I’ve been researching my Stephens family line for years. And I LOVE my notes for each generation! My notes are in timeline format and I enter every single thing I can find including “probable” events such as births that I don’t have an exact date for. My source citations in these notes are as complete as anything that I have and are MUCH easier for me to keep up to date than within my genealogy software. I include maps and cropped images of the records that I’ve found within the notes so I don’t have to dig through files unless I need to see the full page. I make colorized notes to myself along the edge with text boxes around them to make them stand out. In these notes to myself, I include ideas of books to look at when I go to the library, questions as to why something might be happening or why I think my records might have a mistake.  For example, I may have a clue to a birth location from someone else researching my family, but when I put it in the notes, the location does not match the proven location of the parent. I also include small images of simplified group sheets with the ages of each person at that time period to help me keep the people straight in my mind. By including the ages at that time, it helps me see if a son is old enough to be found in the tax records or if he is too young to be married. If a mother and father have passed away, but still have young children, where are the children living? These are all questions that I would put along the edges of my notes.

But I still get confused when I have to compare the notes from one generation to another generation.  For example, I can’t find Andrew Stephens in the 1870 census. So I wanted to look at Andrew’s father’s notes as well as Andrew’s children’s notes to see where THEY were in 1870 to see if Andrew was nearby. When that didn’t work, I looked at Andrew’s siblings and their children. Now I’ve got people named the same thing in various locations and my brain just has a hard time keeping it all straight. (I blame this on the medication that I’m taking – and I’m sticking with that story!)

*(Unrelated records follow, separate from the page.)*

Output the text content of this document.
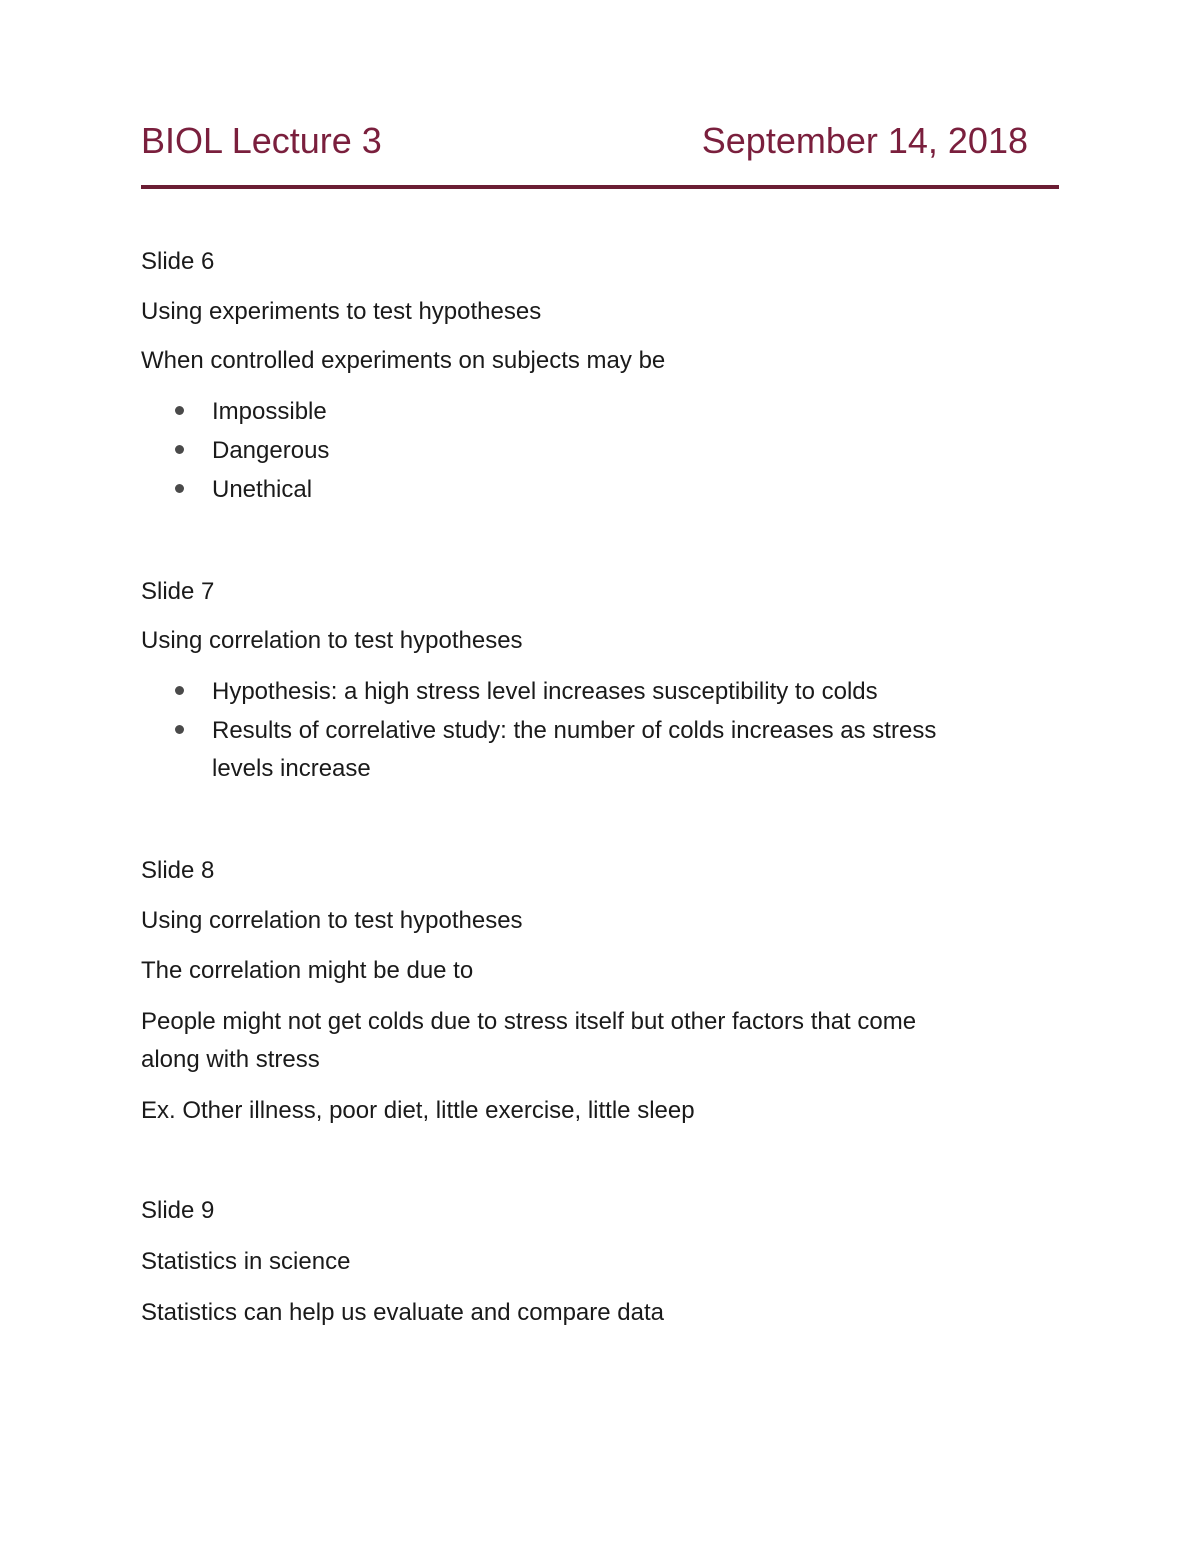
BIOL Lecture 3	September 14, 2018
Slide 6
Using experiments to test hypotheses
When controlled experiments on subjects may be
Impossible
Dangerous
Unethical
Slide 7
Using correlation to test hypotheses
Hypothesis: a high stress level increases susceptibility to colds
Results of correlative study: the number of colds increases as stress
levels increase
Slide 8
Using correlation to test hypotheses
The correlation might be due to
People might not get colds due to stress itself but other factors that come
along with stress
Ex. Other illness, poor diet, little exercise, little sleep
Slide 9
Statistics in science
Statistics can help us evaluate and compare data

So, during the ride home from Spring Break, I decided to combine all of the notes from my Stephens research into one file. I took each individual’s records and made the text for each a different color. Then, I copied and pasted them all into one file while still keeping everything in chronological order. I’ll still keep my original notes, but by combining them all, I’m hoping to see better patterns in locations and records available. But this new document became QUITE long – beginning with 1715 and continuing through 1928, so I decided to put it in my binder with dividers for every decade. I REALLY like it! In 10 year time periods, I can make some nice maps of the changing county boundaries to get a better idea of where to look for records – and what counties are nearby at that time. It’s much easier to keep track of where each person is that I’m tracking by having a US map with a pin for each person’s locations. And gaps in records become much more evident. By having entire lifetimes in one document, it wasn’t giving me a realistic idea of how much time had gone by from one record to the next. Two pages could be 5 years or 30 years depending on how much information I’ve found.

I’ve decided on a 2 binder approach. One binder has my notes and the appropriate source records all in chronological order. The other binder will be my “clues”. Printed emails, web sites, church histories and such go in the “clue binder” that I can have open side-by-side with my notes binder. This keeps all of my records in order while still having easy access to whatever I’ve found online that I want to follow up on. Group sheets for every family member – even siblings – will go in the Clue Binder. Each decade will have it’s own Research Plan. Before this, I’ve been creating Research Plans for each person, so the new Research Plans will deal with all of the people I’m tracking within that decade.

I’m looking forward to putting these binders together and adding records and hints. I think it will help me stay focused because the time period I’ll be researching will be shorter rather than looking for anything that matches an individual within his entire lifetime.